Unable to resist quoting songs about yellow taxis, the Ninth Circuit issued a recent opinion on the trademark YELLOW CAB. “Perhaps the Yellow Cab Company of Sacramento didn’t know what it had until it was gone.” (quoting Joni Mitchell’s song “Big Yellow Taxi”) This case arises out of a collision between a small determined one-cab operation and a large Sacramento, California taxi cab “empire”. “Determined ‘to catch that yellow cab’ ” (quoting Chuck Berry’s song “Nadine”) Yellow Cab of Sacramento sued the smaller Yellow Cab of Elk Grove alleging trademark violation under the Lanham Act and related state law claims for unfair competition, false advertising and interference with prospective business advantage. The district court granted the defendant’s motion for summary judgment holding that “yellow cab” was generic, and that even if “yellow cab” was descriptive, the plaintiff failed to show “secondary meaning.” On appeal, the Ninth Circuit reversed the district court concluding that there was a material issue of fact as to whether “yellow cab” has become generic through widespread use in the marketplace and it descriptive whether the mark obtained “secondary meaning.” The Ninth Circuit also held that the burden of proof as to the validity and protectability of an unregistered mark lies solely on the party claiming trademark protection.
This opinion is notable for its succinct summary of the case law governing validity and protectability of trademarks.
There are five categories of trademarks: (1) generic; (2) descriptive; (3) suggestive; (4) arbitrary; and (5) fanciful. KP Permanent Make-Up, Inc. v. Lasting Impression I, Inc., 408 F.3d 596, 602 (9th Cir. 2005). “The latter three categories are deemed inherently distinctive and are automatically entitled to protection because they naturally ‘serve[ ] to identify a particular source of a product . . . .’ ” Id. (quoting Two Pesos, Inc. v. Taco Cabana, Inc., 505 U.S. 763, 768 (1992)). Descriptive marks “define a particular characteristic of the product in a way that does not require any exercise of the imagination.” Surfvivor Media, Inc. v. Survivor Productions, 406 F.3d 625, 632 (9th Cir. 2005). A descriptive mark can receive trademark protection if it has acquired distinctiveness by establishing “secondary meaning” in the marketplace. Filipino Yellow Pages, Inc. v. Asian Journal Publ’ns, Inc., 198 F.3d 1143, 1147 (9th Cir. 1999). “Generic marks give the general name of the product; they embrace an entire class of products.” Kendall-Jackson Winery, Ltd. v. E. & J. Gallo Winery, 150 F.3d 1042, 1047 n.8 (9th Cir. 1998). “Generic marks are not capable of receiving protection because they identify the product, rather than the product’s source.” KP Permanent Make-Up, 408 F.3d at 602.
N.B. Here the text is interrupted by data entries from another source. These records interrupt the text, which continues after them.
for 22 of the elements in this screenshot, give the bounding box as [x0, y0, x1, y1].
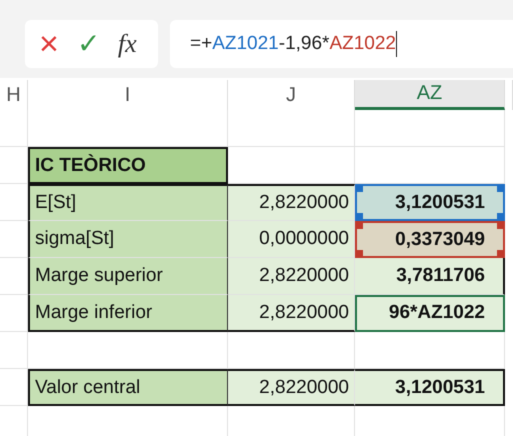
value-cell: 2,8220000 — [228, 258, 355, 295]
label-cell: Valor central — [28, 369, 228, 406]
column-header[interactable]: AZ — [355, 80, 505, 110]
value-cell: 3,1200531 — [355, 184, 505, 221]
value-cell: 2,8220000 — [228, 369, 355, 406]
label-cell: E[St] — [28, 184, 228, 221]
formula-field[interactable]: =+AZ1021-1,96*AZ1022 — [170, 20, 513, 68]
cancel-icon[interactable]: × — [39, 27, 59, 61]
value-cell: 0,3373049 — [355, 221, 505, 258]
value-cell: 2,8220000 — [228, 184, 355, 221]
label-cell: Marge inferior — [28, 295, 228, 332]
value-cell: 0,0000000 — [228, 221, 355, 258]
value-cell: 3,1200531 — [355, 369, 505, 406]
empty-cell — [0, 332, 28, 369]
value-cell: 2,8220000 — [228, 295, 355, 332]
table-title-cell: IC TEÒRICO — [28, 147, 228, 184]
confirm-icon[interactable]: ✓ — [76, 30, 100, 58]
value-cell: 3,7811706 — [355, 258, 505, 295]
insert-function-button[interactable]: fx — [118, 29, 137, 59]
active-cell[interactable]: 96*AZ1022 — [355, 295, 505, 332]
label-cell: Marge superior — [28, 258, 228, 295]
label-cell: sigma[St] — [28, 221, 228, 258]
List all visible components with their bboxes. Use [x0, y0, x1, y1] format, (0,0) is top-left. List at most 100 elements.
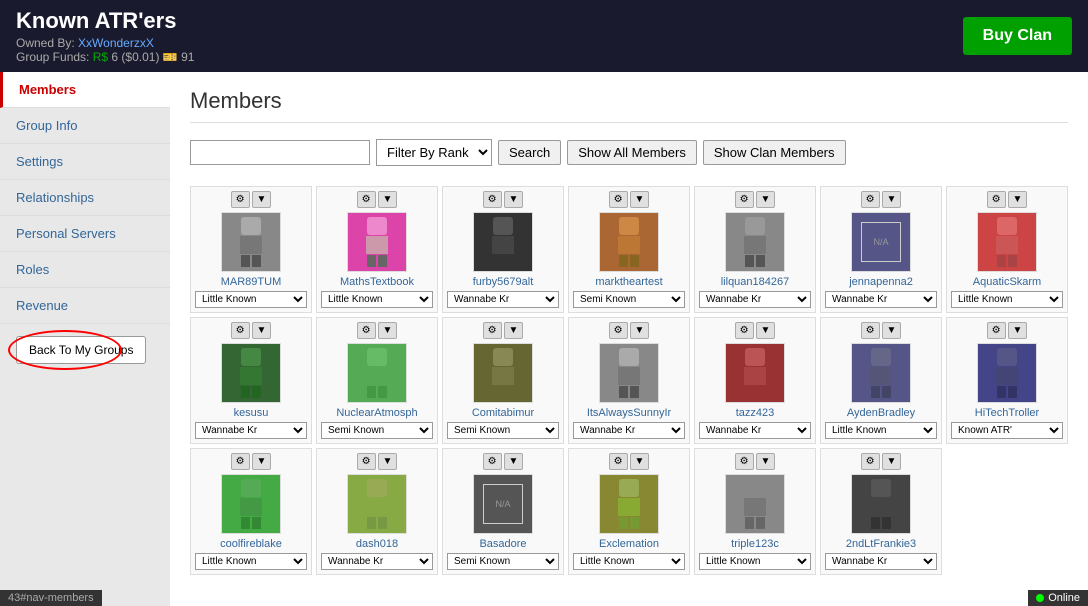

When a plaintiff pursues a trademark action involving a properly registered mark, that mark is presumed valid, and the burden of proving that the mark is generic rests upon the defendant. Filipino Yellow Pages, 198 F.3d at 1146. However, if the disputed term has not been federally registered, and the defendant asserts genericness as a defense, the burden shifts to the plaintiff to show that the mark is nongeneric.
The Ninth Circuit also provided a concise statement of the “secondary meaning” test:
To determine whether a descriptive mark has secondary meaning, a finder of fact considers: “(1) whether actual purchasers of the product bearing the claimed trademark associate the trademark with the producer, (2) the degree and manner of advertising under the claimed trademark, (3) the length and manner of use of the claimed trademark, and (4) whether use of the claimed trademark has been exclusive.” Levi Strauss, 778 F.2d at 1358 (quoting Transgo, Inc. v. AJAC Transmission Parts Corp., 768 F.2d 1001, 1015 (9th Cir. 1985)) (alteration omitted).